Diam-diam Cun Giok merasa girang. Gadis ini ternyata ramah, di samping wataknya yang agak liar dan galak. Dia tersenyum dan berkata, “Baiklah, Lin-moi, asal saja... Lan-moi tidak keberatan!”

Dengan tenang Kui Lan menjawab, “Mengapa keberatan? Bagaimanapun juga, engkau pasti lebih tua daripada kami, Giok-ko.”

“Terima kasih, Lan-moi dan Lin-moi, kalian sungguh ramah dan baik budi terhadap aku, seorang perantau sebatang kara dan miskin lagi bodoh.”

“Aih, sudahlah, Giok-ko. Tidak perlu merendahkan diri. Setelah kami berkenalan, kami persilakan engkau untuk singgah di rumah kami. Kami jarang kedatangan tamu, maka ibu kami tentu akan girang melihatmu,” kata Kui Lin.

Tentu saja Cun Giok tidak dapat menolak lagi, khawatir penolakan itu akan membuat dua orang gadis yang ramah ini menjadi marah dan merasa terhina karena undangan mereka dia tolak.

cerita silat online karya kho ping hoo

Mereka bertiga lalu memasuki hutan itu yang ternyata setelah tiba di tengah, jalannya mulai mendaki sebuah bukit.
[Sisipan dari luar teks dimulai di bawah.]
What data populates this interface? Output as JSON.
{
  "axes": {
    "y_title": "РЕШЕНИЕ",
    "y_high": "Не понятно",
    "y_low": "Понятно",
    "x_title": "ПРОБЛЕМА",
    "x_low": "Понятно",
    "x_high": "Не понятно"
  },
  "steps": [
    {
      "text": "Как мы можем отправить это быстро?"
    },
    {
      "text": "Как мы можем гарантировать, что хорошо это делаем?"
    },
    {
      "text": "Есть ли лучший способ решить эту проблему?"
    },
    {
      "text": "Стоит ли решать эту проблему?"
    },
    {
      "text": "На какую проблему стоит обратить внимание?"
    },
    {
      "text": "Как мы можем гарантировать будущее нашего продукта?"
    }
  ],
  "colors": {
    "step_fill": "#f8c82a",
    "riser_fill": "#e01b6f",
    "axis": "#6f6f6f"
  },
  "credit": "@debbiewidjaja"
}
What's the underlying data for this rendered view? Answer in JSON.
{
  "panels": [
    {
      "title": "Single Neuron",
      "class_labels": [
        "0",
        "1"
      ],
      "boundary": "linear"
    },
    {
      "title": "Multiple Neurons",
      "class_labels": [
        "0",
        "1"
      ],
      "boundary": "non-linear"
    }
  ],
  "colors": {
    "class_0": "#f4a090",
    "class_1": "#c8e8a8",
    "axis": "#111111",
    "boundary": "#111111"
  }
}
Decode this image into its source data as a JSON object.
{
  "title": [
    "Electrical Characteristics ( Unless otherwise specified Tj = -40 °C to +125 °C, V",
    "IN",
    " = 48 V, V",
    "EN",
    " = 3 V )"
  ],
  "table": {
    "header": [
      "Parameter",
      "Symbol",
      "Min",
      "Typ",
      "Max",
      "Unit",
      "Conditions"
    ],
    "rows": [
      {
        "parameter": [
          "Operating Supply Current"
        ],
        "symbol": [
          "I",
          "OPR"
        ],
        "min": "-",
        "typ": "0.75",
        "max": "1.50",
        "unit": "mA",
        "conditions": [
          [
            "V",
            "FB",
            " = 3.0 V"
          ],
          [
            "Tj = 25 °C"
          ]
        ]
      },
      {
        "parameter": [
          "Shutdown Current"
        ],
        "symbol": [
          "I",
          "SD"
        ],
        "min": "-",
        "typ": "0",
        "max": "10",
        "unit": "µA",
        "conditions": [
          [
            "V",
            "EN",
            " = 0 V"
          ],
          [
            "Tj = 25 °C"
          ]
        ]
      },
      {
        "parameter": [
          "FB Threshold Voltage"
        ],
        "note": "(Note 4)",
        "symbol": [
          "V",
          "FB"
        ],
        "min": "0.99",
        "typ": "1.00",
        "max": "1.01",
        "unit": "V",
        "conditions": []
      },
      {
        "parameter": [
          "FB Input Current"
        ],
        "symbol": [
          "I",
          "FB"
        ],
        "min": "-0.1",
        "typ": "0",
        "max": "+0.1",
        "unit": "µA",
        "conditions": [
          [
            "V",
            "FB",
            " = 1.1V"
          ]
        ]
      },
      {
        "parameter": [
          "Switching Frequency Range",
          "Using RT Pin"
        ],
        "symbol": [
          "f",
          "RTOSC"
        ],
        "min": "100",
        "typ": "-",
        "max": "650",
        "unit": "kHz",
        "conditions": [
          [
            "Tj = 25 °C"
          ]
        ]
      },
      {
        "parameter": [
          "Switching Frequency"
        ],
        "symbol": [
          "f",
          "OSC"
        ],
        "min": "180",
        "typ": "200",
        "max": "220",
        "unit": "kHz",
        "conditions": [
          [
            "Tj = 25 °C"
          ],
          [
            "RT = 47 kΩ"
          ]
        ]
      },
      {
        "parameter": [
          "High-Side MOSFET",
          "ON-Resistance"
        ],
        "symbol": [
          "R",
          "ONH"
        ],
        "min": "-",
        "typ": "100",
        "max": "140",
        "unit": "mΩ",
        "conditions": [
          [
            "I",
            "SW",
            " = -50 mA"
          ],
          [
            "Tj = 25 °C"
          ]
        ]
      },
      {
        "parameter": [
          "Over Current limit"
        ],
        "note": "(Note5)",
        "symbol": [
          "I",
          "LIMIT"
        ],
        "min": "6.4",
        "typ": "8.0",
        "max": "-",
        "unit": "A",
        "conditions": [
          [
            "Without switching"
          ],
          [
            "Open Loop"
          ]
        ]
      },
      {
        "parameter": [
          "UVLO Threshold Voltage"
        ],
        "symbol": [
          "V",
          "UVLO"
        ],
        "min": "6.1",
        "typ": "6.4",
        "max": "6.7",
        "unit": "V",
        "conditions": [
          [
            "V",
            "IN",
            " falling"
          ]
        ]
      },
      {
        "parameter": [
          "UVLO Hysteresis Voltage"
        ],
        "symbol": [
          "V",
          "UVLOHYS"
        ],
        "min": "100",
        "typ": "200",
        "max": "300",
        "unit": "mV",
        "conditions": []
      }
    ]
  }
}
Lembah Seribu Bunga terletak di lereng bukit kecil dan setelah berjalan sekitar empat lie (mil) jauhnya, tibalah mereka di luar sebuah taman yang penuh dengan pohon-pohon dan tanaman bunga-bunga yang beraneka warna dan indah sekali. Taman itu amat luas, ada rumpun bambu yang beraneka ragam, ada pula semak-semak yang teratur indah, padang rumput dan bunga-bunga yang amat banyak macamnya dan sebagian besar belum pernah ditemui Cun Giok. Sungguh bukan nama kosong kalau tempat itu dinamakan Lembah Seribu Bunga!

Cun Giok berdiri dan memandang kagum sekali. Taman yang luas itu dikelilingi pagar tembok yang tingginya hanya setengah badannya sehingga dia dapat melihat tetumbuhan yang berada di balik pagar. Amat luas dan terdapat jalan setapak yang terbuat dari batu-batu rata berwarna putih. Dari situ tampak agak jauh sebuah rumah berdiri megah di tengah taman, dan di sana-sini terdapat pula bangunan-bangunan kecil tanpa dinding yang merupakan tempat peristirahatan, berikut kolam-kolam ikan. Taman itu dibuat seperti daerah perbukitan, ada yang menonjol dan menurun di sana-sini sehingga amat sedap dipandang. Anak sungai yang kecil dan jernih airnya mengalir di tengah-tengah taman, berkelak-kelok dan agaknya sungai inilah yang menembus ke tepi hutan di mana dia mandi tadi.

“Giok-ko, sekarang engkau kami persilakan menuju ke rumah kami di sana itu. Akan tetapi ada peraturan dari ibu kami bahwa hanya tamu yang mampu menembus taman ini yang dapat diterima kunjungannya. Karena itu, silakan twako memasuki taman dan mencari jalan menuju rumah kami di sana itu,” kata Kui Lan dengan suaranya yang tenang.

“Akan tetapi bukankah kalian yang mengundangku dan kalian dapat menjadi penunjuk jalan bagiku?”

“Maaf, tidak ada penunjuk jalan di sini, Giok-ko,” kata pula Kui Lan.

“Akan tetapi kalau engkau mau mengikuti kami, silakan kalau engkau bisa, Twako!” kata Kui Lin sambil tertawa, sikapnya mengejek.

Cun Giok menahan tawanya. Gadis ini sungguh nakal dan sombong. Dengan gin-kangnya yang jauh lebih tinggi dibandingkan mereka, bagaimana mungkin dia tidak akan mampu mengikuti mereka? “Akan kucoba untuk mengikuti kalian,” katanya.

Dua orang gadis itu tanpa bicara lagi lalu memasuki taman lewat pintu pagar yang bercat merah. Tanpa tergesa-gesa Cun Giok mengikuti mereka. Dia santai saja, tidak mau tampak bersicepat seperti orang yang takut tertinggal. Dengan santai pun dia akan dapat mengikuti mereka ke manapun juga mereka pergi! Bahkan, seandainya dia kehilangan mereka sekalipun, apa sih sukarnya menemukan rumah yang sudah tampak dari luar taman? Gadis-gadis itu terlalu memandang rendah padanya.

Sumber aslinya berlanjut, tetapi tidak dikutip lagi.